Menu
Business

Governments should do more to unlock the potential of technology to facilitate tax compliance

November 23, 2018 at 12:42pm
Edited by

Tax authorities could do more to realise the full potential of new technology to reduce the tax compliance burdens on taxpayers, according to the 2019 edition of the annual Paying Taxes report, produced by PwC and The World Bank Group.

Paying Taxes 2019 draws upon a comparison of the taxation of business in 190 economies. The report models business taxation in each economy using a medium-sized domestic case study company.  The report has found that the global average results for the compliance burden for business taxation are almost unchanged across four key measures: time to comply (237 hours); number of payments (23.8); Total Tax and Contribution Rate, or TTCR (40.4%) and Post-Filing index (59.6 out of 100).
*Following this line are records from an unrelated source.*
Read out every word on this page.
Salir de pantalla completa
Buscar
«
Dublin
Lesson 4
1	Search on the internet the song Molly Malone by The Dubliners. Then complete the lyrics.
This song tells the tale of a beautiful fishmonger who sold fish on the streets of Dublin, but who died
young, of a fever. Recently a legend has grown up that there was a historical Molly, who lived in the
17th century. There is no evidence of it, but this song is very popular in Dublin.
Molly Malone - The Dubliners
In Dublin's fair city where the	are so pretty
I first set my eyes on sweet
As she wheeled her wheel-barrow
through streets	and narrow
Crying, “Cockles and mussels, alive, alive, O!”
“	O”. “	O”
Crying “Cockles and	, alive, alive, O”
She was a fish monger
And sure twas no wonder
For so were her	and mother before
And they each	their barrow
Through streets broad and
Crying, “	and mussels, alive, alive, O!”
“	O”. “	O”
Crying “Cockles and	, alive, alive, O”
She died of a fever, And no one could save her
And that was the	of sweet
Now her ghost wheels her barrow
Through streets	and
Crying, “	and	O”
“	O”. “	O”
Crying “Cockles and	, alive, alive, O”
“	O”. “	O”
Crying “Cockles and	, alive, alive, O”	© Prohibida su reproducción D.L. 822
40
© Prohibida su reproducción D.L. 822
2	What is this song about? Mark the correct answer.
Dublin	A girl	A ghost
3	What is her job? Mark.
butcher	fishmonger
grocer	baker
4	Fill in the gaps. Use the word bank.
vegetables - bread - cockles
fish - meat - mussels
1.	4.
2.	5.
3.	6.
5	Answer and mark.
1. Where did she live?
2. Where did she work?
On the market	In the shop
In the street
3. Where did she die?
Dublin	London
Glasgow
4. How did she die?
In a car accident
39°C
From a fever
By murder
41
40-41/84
Paying Taxes 2019 illustrates how developments in tax software, real time reporting systems and data analytics are transforming the capabilities of tax administration. It also highlights that implementing new technologies for tax compliance can increase the administrative burden, at least in the short term, and that such implementation requires careful planning and consultation.

The report also explores the impact of differing levels of regulation and skills on the enforcement of tax through tax audits. Audits can vary hugely in their duration and complexity – taxpayers can spend up to 128 hours gathering information for an audit, though for many it takes only a few hours. Improving tax officers’ skills is vital if a well-functioning tax system is to be sustained. 97% of economies offer training to tax officers, but, only 35% of economies provide regular training.

According to the results while many economies have made considerable improvements in their tax systems in recent years, the findings also suggest that some economies are finding it difficult to implement online filing and payment due to the lack of IT infrastructure, cultural barriers and complex legislation. Paying Taxes also notes that governments will need to take account of how new technology affects the nature and patterns of employment and profit generation and the consequent impact on the income streams that are available to be taxed.